Entre essa ampla disponibilização de informações e aquilo que, atualmente, caracterizamos como "cidadania", existe um ano-luz de diferença. Na realidade, a prática democrática no Brasil é extremamente limitada e quase que exclusivamente associada ao ato de votar, à prática desse ritual periódico que é escolher os dirigentes do país por intermédio do voto popular. É verdade que isso é um dos pilares da cidadania e que no Brasil mais do que 60% da população total pratica o sufrágio universal livremente; mas a cidadania, o compartilhamento das decisões de como conduzir o Estado exige muito mais, a começar pela participação informada do cidadão no debate político.

O suposto cidadão brasileiro está quase que totalmente alijado do debate das questões nacionais verdadeiramente relevantes e seu alheamento em relação a alguns processos fundamentais da vida democrática é assustador. Faça um teste com você próprio, paciente leitor, e com outras pessoas. Pergunte-se, ou pergunte a elas, qual é o orçamento federal de 2010. Ou o orçamento do Paraná; ou ainda o orçamento de Curitiba. Sou capaz de jurar que a grande maioria não tem a menor ideia de quanto o Estado brasileiro arrecada e em que gasta. E, no entanto, ele arrecada quase que 40% do total do Produto Interno Bruto, que é a carga fiscal, e cada um de nós trabalha quase que 140 dias por ano apenas para saciar a sua voracidade financeira. E, no entanto, os orçamentos públicos são uma das pedras angulares do processo democrático, na medida em que devem refletir os anseios e prioridades da população. Além disso, planos e intenções dos governantes só ganham significado concreto quando se transformam em valores incluídos neles. Sem isso, são meras bazófias, promessas vãs. Os orçamentos públicos são vistos por nós como uma enorme chatice, cheios de números e de tabelas indecifráveis aos leigos. Graças a isso, os governantes os manejam com desenvoltura, sem serem perturbados.

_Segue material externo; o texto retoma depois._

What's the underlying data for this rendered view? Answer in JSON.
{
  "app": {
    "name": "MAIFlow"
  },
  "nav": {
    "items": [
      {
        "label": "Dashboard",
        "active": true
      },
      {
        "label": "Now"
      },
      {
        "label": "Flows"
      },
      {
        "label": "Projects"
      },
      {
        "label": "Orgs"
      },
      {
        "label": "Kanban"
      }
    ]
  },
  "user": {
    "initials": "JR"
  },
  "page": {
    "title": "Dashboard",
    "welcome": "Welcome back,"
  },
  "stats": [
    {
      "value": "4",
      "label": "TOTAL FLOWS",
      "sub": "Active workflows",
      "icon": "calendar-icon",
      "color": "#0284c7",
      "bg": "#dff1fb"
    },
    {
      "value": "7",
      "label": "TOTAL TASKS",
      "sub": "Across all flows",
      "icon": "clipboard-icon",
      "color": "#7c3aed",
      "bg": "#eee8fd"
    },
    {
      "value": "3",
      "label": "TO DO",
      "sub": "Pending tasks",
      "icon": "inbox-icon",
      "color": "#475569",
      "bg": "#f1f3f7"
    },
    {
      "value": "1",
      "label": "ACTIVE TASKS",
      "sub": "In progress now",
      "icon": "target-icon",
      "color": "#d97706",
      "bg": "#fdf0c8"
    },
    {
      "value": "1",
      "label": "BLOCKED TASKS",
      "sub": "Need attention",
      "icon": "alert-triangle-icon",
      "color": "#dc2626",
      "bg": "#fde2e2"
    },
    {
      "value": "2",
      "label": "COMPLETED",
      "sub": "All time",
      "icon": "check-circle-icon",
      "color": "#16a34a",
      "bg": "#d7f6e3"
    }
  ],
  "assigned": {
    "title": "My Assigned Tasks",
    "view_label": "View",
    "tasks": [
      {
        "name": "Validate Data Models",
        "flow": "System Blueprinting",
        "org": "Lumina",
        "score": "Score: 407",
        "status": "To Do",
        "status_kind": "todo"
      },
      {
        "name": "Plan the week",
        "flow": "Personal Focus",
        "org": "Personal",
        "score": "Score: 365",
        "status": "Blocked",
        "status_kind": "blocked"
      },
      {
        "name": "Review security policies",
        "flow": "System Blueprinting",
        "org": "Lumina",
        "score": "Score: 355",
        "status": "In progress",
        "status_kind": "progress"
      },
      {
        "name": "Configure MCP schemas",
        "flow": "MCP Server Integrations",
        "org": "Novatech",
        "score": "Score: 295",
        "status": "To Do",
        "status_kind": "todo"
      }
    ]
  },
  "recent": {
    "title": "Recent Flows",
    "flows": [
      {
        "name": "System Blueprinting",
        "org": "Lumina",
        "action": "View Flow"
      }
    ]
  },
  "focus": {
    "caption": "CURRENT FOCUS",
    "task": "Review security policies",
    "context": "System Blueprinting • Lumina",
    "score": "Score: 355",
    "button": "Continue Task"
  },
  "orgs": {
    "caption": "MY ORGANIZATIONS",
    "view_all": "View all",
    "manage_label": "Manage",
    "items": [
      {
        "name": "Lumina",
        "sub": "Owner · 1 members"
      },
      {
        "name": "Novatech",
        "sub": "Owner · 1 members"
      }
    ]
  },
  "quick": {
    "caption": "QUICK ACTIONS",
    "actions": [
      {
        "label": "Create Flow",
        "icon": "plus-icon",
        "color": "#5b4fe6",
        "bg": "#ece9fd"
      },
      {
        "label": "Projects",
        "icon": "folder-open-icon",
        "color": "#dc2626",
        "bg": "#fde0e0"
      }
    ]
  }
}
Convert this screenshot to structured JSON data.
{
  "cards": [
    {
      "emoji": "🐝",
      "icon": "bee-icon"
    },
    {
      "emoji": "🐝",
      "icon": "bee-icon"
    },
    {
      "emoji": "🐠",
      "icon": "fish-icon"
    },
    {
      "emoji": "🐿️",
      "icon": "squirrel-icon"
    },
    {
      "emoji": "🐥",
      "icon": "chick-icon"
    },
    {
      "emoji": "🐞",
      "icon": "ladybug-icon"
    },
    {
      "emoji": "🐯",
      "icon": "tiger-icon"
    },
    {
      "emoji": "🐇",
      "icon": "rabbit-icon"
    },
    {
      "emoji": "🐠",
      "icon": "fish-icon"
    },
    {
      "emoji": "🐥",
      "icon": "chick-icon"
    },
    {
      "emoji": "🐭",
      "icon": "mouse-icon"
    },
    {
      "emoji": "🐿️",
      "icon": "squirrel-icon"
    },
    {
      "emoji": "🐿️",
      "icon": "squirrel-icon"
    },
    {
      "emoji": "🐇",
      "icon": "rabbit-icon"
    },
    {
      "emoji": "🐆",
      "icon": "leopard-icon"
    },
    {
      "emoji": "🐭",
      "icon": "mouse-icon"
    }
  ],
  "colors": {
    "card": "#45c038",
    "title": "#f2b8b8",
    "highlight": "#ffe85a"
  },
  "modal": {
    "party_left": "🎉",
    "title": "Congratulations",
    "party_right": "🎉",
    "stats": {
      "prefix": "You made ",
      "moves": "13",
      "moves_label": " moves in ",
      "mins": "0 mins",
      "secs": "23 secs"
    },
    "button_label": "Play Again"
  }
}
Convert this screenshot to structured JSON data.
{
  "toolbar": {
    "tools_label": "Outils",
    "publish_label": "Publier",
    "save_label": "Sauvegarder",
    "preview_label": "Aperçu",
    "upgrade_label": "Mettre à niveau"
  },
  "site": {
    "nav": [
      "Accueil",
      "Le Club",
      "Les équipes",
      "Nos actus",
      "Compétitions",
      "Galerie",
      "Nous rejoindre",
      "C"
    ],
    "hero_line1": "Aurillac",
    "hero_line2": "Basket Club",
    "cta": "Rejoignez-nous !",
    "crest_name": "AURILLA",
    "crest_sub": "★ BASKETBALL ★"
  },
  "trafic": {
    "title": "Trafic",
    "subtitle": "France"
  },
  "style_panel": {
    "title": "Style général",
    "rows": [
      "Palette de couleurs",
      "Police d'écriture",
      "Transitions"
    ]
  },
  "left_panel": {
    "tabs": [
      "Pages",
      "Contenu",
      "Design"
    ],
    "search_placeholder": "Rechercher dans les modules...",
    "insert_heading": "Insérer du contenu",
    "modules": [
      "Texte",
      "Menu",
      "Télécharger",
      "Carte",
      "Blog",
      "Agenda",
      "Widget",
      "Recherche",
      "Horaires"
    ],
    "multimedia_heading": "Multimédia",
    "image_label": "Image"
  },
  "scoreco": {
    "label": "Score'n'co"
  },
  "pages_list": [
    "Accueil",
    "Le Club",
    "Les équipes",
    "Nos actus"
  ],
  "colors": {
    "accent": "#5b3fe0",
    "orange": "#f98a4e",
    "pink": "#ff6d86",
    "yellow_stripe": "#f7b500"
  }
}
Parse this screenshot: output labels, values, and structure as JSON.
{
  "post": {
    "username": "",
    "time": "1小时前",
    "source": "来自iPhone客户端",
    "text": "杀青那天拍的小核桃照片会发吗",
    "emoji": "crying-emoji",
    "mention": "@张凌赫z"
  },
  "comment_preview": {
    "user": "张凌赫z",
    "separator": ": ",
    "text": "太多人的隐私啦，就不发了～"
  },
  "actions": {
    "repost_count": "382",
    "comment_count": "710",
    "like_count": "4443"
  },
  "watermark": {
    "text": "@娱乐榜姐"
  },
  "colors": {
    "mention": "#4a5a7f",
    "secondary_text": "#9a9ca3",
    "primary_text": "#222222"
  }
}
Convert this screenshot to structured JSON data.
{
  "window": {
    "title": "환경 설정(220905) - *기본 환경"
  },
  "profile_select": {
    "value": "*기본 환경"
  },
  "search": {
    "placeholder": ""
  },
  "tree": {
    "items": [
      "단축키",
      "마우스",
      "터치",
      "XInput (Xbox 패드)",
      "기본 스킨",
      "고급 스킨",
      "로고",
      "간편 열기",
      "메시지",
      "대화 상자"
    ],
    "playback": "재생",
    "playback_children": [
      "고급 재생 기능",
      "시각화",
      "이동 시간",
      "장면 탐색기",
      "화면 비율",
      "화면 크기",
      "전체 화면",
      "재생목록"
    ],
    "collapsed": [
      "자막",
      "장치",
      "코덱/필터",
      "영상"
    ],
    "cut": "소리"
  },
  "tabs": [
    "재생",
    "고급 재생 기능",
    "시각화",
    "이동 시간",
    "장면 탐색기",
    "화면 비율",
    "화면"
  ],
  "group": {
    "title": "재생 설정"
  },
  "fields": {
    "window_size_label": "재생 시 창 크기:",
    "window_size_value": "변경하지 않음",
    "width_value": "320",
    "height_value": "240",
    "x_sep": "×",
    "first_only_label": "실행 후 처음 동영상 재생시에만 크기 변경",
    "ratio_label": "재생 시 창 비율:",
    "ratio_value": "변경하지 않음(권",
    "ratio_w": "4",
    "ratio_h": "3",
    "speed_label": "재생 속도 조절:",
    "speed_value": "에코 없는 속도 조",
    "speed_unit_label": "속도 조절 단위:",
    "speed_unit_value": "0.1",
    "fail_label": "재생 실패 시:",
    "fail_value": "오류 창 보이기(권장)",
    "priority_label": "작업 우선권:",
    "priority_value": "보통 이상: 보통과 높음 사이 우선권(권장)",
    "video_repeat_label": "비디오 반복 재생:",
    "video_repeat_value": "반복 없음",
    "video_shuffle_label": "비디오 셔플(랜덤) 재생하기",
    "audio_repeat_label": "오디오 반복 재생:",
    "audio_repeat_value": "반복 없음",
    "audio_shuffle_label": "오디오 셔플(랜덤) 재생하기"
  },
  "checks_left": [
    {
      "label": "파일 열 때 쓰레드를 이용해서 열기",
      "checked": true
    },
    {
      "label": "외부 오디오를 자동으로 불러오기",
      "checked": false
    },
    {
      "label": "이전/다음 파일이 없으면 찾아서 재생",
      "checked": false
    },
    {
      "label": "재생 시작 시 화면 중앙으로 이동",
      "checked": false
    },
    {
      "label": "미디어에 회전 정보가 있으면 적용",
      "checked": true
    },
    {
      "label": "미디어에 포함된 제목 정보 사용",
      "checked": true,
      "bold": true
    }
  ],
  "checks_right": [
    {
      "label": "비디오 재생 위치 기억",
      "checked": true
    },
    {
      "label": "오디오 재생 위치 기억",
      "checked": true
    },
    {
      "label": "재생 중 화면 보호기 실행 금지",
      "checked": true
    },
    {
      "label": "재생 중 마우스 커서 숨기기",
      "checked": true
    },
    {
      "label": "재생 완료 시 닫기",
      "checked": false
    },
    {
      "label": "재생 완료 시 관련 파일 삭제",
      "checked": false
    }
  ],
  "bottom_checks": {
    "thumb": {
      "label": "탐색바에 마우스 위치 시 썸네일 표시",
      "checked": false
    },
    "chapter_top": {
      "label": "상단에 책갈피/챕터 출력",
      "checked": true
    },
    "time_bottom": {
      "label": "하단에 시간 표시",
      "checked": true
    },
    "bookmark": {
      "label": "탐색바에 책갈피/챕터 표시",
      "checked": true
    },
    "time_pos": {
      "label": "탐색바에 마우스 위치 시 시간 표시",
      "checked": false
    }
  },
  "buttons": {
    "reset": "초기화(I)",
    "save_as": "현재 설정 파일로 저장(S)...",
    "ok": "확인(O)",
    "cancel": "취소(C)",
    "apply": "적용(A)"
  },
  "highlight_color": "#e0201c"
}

É claro que não é necessário chegar aos requintes dos ingleses, que discutem os orçamentos públicos com a mesma paixão que nós brasileiros discutimos a escalação da seleção nacional e a convocação ou não do (ai, os meus sais!) "Imperador" Adriano. E colocam até apelidos neles, os orçamentos: já houve o "orçamento dos homens", porque o governo se propunha naquele determinado ano a reduzir os impostos sobre a cerveja, o "orçamento das mães", porque havia uma previsão de ampliação das verbas para as creches públicas e os day care centers. O cidadão inglês sabe que, tendo sido incluída no orçamento uma determinada verba destinada a alguma coisa, há uma mais que razoável probabilidade de que aquela destinação seja respeitada, sendo pouquíssimo provável que as verbas sejam diminuídas, bloqueadas ou suprimidas ao bel prazer dos governantes para atender suas conveniências políticas, como é comum em outras paragens...

Aliás, nem poderíamos imitar os ingleses. A pasta de couro em que eles colocam a proposta orçamentária para levá-la ao Par­lamento é quase tão velha quanto o Brasil independente, enquanto que, em termos de cidadania, estamos no primeiro dia da Criação.

Belmiro Valverde Jobim Castor é professor do doutorado em Administração da PUCPR.